Program nan diselenggarakan pemerintah ini menjadi salah satu instrumen perlindungan sosial untuk membantu pekerja memperkuat sekaligus mempersiapkan diri kembali memasuki bumi kerja.
Direktur Jenderal Pembinaan Hubungan Industrial dan Jaminan Sosial Ketenagakerjaan (PHI dan Jamsos) Kementerian Ketenagakerjaan (Kemnaker), Indah Anggoro Putri mengatakan, JKP dirancang tidak hanya sebagai jaring pengaman bagi pekerja nan kehilangan pekerjaan, tetapi juga sebagai sarana peningkatan kompetensi dan kesiapan kerja.

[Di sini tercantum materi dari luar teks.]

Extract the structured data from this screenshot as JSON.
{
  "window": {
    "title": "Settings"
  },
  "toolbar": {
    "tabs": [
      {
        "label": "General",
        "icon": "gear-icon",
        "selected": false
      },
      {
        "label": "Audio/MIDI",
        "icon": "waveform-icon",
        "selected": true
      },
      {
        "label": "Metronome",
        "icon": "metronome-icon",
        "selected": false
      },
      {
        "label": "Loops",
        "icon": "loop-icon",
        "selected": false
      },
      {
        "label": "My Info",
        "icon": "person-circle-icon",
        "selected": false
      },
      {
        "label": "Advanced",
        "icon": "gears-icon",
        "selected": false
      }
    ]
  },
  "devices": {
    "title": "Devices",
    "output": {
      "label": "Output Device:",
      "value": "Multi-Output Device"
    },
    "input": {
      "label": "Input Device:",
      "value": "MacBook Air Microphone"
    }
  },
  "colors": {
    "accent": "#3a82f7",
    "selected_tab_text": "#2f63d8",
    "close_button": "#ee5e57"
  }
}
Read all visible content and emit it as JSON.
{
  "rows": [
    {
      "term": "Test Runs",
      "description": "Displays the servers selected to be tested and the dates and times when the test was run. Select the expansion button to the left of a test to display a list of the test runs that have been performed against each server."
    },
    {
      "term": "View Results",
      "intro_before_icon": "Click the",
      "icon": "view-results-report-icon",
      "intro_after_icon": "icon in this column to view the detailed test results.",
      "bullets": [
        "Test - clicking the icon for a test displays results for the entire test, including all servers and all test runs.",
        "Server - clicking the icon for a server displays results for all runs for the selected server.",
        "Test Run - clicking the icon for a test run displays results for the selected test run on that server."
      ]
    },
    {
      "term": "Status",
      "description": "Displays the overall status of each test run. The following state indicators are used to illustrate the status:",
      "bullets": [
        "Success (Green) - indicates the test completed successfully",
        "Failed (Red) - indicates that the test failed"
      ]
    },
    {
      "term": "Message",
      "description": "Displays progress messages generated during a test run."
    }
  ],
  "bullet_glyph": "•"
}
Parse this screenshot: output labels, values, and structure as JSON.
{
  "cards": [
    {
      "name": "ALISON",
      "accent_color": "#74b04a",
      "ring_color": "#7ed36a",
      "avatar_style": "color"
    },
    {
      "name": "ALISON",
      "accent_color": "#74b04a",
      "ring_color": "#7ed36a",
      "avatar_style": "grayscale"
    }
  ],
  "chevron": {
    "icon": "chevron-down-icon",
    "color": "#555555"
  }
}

"JKP menjadi bagian dari upaya pemerintah dalam memperkuat perlindungan sosial sekaligus mendukung peningkatan kompetensi dan kesiapan kerja pekerja," kata Indah di Jakarta.
Selain faedah duit tunai, peserta JKP juga berkuasa memperoleh akses info pasar kerja, training kerja, serta jasa pengarahan kedudukan melalui konseling karier. Layanan tersebut ditujukan untuk membantu pekerja nan terdampak PHK menemukan kesempatan kerja baru sesuai keahlian dan kebutuhan pasar tenaga kerja.
Menurut Indah, salah satu jasa krusial dalam JKP adalah konseling karier. Melalui jasa ini, peserta dapat memahami potensi, minat, dan kompetensi nan dimiliki, sekaligus menyusun rencana pekerjaan baru setelah kehilangan pekerjaan.
Konseling pekerjaan juga dinilai bisa membantu pekerja mengurangi stres dan kebingungan akibat PHK. Selain itu, peserta dapat memperoleh rekomendasi training alias program peningkatan keahlian (reskilling) nan dibutuhkan untuk meningkatkan kesempatan mendapatkan pekerjaan baru.
Layanan pengarahan kedudukan dan konseling pekerjaan tersebut diberikan oleh aparatur ketenagakerjaan alias pengantar kerja pada lembaga nan membidangi ketenagakerjaan sesuai tugas pelayanan penempatan tenaga kerja.